Let’s face it. When it comes to the transformation of public education, families and students are at the bottom of the partnership feeding chain. And our poorest families often wield the least power and have little political or social capital. Their voice is hardly ever sought after, and their children attend the lowest-performing schools. Missing in action are the well-integrated national education policies that should assure these families that they have a voice at the reform table. The landscape for low-income parents, however, was not always this bleak.

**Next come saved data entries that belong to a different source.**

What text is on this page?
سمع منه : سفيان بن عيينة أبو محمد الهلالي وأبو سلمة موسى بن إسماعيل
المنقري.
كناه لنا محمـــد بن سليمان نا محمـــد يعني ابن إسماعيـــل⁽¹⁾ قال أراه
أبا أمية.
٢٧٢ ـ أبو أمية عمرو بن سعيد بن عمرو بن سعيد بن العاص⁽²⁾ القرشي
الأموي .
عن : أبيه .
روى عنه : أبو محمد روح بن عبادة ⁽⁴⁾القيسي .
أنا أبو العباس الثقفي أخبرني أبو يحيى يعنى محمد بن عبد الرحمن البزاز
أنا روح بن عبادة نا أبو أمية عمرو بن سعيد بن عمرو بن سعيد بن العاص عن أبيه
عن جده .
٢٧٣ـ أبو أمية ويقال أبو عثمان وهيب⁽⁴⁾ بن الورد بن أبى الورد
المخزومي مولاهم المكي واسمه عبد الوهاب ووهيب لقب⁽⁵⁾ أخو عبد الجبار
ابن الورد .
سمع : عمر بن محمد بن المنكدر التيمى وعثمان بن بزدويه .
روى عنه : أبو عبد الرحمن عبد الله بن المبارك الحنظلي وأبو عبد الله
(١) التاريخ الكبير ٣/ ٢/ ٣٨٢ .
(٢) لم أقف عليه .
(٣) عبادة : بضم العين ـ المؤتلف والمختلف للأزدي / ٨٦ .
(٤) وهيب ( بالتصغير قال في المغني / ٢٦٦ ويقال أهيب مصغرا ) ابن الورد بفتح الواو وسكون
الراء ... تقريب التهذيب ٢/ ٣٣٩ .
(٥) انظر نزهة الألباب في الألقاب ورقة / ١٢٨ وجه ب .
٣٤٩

As a young staffer for the late Sen. Robert F. Kennedy of New York, I remember distinctly an exchange that the senator had with President Lyndon B. Johnson’s administration officials, when the original Elementary and Secondary Education Act was being debated in the Senate education committee in 1965. Sen. Kennedy peppered them with questions about why poor parents were not given more power to hold school districts accountable for the federal money they were receiving under the ESEA’s Title I. He contended that parents in the South Bronx should have the same clout over education decisions as the parents in Westchester County, an affluent community just north of New York City.
In promoting federal mechanisms that evened the playing field in the early years of the ESEA, Robert Kennedy saw the role of parents as one of mobilizing, organizing, and changing the power relationships to ensure that federal funding would be used to desegregate the schools as well as build demand for improved student performance. That discussion raised some of the first questions about the relationships between instructional quality, assessment data, and the use of that information by low-income parents to demand improved public schools—an issue we continue to grapple with today. In essence, the legislation dramatically changed the relationship that low-income parents had with school officials.

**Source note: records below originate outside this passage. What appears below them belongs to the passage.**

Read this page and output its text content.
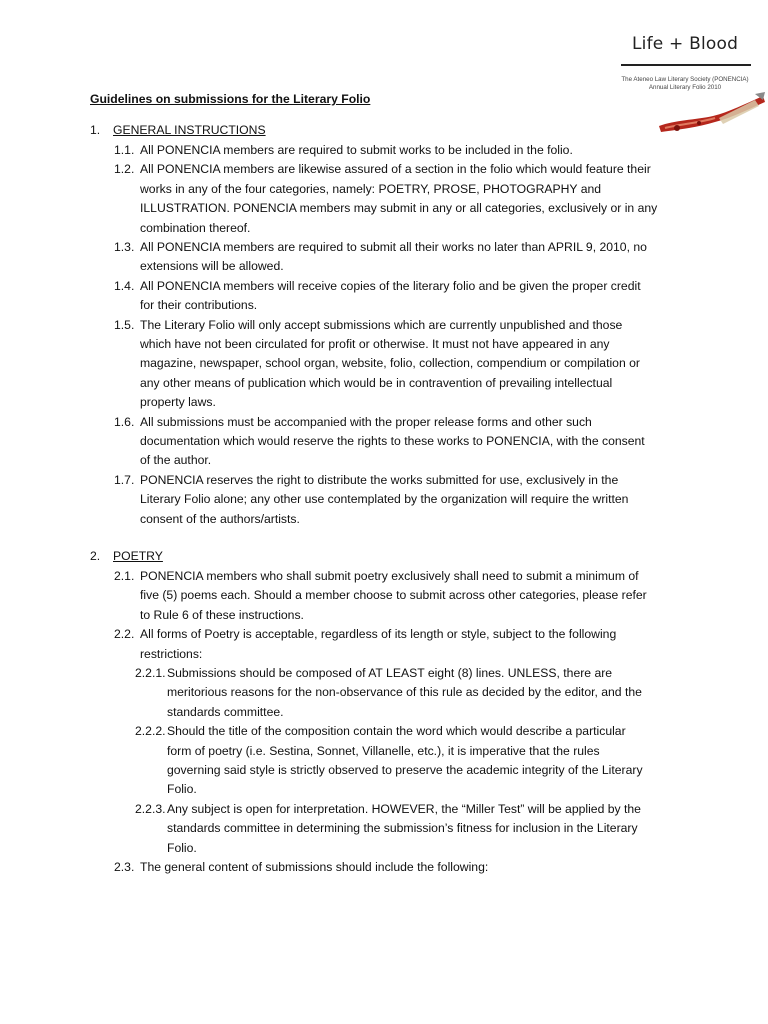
Life + Blood
The Ateneo Law Literary Society (PONENCIA)
Annual Literary Folio 2010
Guidelines on submissions for the Literary Folio
1. GENERAL INSTRUCTIONS
1.1. All PONENCIA members are required to submit works to be included in the folio.
1.2. All PONENCIA members are likewise assured of a section in the folio which would feature their
works in any of the four categories, namely: POETRY, PROSE, PHOTOGRAPHY and
ILLUSTRATION. PONENCIA members may submit in any or all categories, exclusively or in any
combination thereof.
1.3. All PONENCIA members are required to submit all their works no later than APRIL 9, 2010, no
extensions will be allowed.
1.4. All PONENCIA members will receive copies of the literary folio and be given the proper credit
for their contributions.
1.5. The Literary Folio will only accept submissions which are currently unpublished and those
which have not been circulated for profit or otherwise. It must not have appeared in any
magazine, newspaper, school organ, website, folio, collection, compendium or compilation or
any other means of publication which would be in contravention of prevailing intellectual
property laws.
1.6. All submissions must be accompanied with the proper release forms and other such
documentation which would reserve the rights to these works to PONENCIA, with the consent
of the author.
1.7. PONENCIA reserves the right to distribute the works submitted for use, exclusively in the
Literary Folio alone; any other use contemplated by the organization will require the written
consent of the authors/artists.
2. POETRY
2.1. PONENCIA members who shall submit poetry exclusively shall need to submit a minimum of
five (5) poems each. Should a member choose to submit across other categories, please refer
to Rule 6 of these instructions.
2.2. All forms of Poetry is acceptable, regardless of its length or style, subject to the following
restrictions:
2.2.1. Submissions should be composed of AT LEAST eight (8) lines. UNLESS, there are
meritorious reasons for the non-observance of this rule as decided by the editor, and the
standards committee.
2.2.2. Should the title of the composition contain the word which would describe a particular
form of poetry (i.e. Sestina, Sonnet, Villanelle, etc.), it is imperative that the rules
governing said style is strictly observed to preserve the academic integrity of the Literary
Folio.
2.2.3. Any subject is open for interpretation. HOWEVER, the “Miller Test” will be applied by the
standards committee in determining the submission’s fitness for inclusion in the Literary
Folio.
2.3. The general content of submissions should include the following:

But there were many school districts that either resented the federal parent requirements or that were threatened by the increase in parent participation. They staged mass resistance against parent organizing and, during the 1980 ESEA reauthorization process, persuaded Congress to gut the core of the parent-involvement provisions. That significant shift sent a national message that administrator control was more important than collaboration or shared decisionmaking, and that parental involvement would now be voluntary and not protected by federal law.
Today, the rhetoric of family engagement has overshadowed any serious policymaking. We have shifted from an ESEA that was primarily community-based and into building relationships to one that is highly school- and test-based, and inhumanly technocratic. And while the U.S. Department of Education talks a good game, charter schools, teacher evaluation, and competitive grants like Race to the Top have trumped family engagement as national priorities. Curiously, instead of building on the new research that demonstrates the importance of linking families to school transformation, the Education Department has actually diminished family provisions. It eliminated statewide Parent Information and Resource Centers, failed to monitor the family provisions in the No Child Left Behind Act (the current version of the ESEA), and emasculated the parents'-right-to-know provision of NCLB, which endowed parents with the right to inquire about the qualifications of their children’s teachers. All of those are tools to support low-income families.

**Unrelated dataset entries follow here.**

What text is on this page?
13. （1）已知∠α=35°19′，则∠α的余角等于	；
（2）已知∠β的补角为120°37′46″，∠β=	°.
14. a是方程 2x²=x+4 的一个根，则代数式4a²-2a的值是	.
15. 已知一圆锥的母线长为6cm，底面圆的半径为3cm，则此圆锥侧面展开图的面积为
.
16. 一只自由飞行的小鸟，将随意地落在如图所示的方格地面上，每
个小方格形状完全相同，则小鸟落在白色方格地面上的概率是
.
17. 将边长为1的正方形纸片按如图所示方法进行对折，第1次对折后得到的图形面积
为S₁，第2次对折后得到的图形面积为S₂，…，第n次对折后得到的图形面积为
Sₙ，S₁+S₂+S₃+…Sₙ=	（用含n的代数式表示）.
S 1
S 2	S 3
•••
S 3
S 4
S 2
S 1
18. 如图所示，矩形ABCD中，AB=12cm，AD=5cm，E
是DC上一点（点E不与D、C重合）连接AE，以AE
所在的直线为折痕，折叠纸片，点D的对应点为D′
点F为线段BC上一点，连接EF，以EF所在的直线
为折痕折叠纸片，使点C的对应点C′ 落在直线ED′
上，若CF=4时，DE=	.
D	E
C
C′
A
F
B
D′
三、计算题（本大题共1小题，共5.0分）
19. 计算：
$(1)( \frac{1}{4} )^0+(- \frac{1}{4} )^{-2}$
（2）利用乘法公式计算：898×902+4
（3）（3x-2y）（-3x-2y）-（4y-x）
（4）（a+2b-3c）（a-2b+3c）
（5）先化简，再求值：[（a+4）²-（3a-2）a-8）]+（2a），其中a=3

When asked at a National Press Club presentation last year how he would grade the Education Department’s family-engagement policies, Secretary Arne Duncan gave his agency a D. The department has not been a safe haven for low-income parents, and Congress and the Obama administration have largely been unable to incorporate the family evidence we have into the policies we need.
For many state and local leaders in family engagement, Congress and the Education Department have become irrelevant forces in helping to level the playing field in the balance of power and school-family collaboration, as well as in helping to build demand for schools that are responsive to the particular needs of low-income parents. This unfortunate void leaves low-income parents to fend for themselves and build from the ground up—school by school and district by district. And here is some advice: Don’t expect your federal government to help in this process. Parental choice, market models, and rhetoric do not substitute for family mobilization, advocacy, or organizing.
We know sound family policies work. They help grow district capacity, teacher and administrator professional development, community engagement, integration of services, funding, best practices, communications, and respect for voices and needs. When coordinated, these elements build a seamless link between school and family, increasing student success and performance.
If we give up on our families, we give up on our community. If we lose our community, we lose our democracy. If we lose our democracy, we lose the public. And if we lose the public, we lose public education. The stakes are too high for our national policymakers to ignore what makes sense.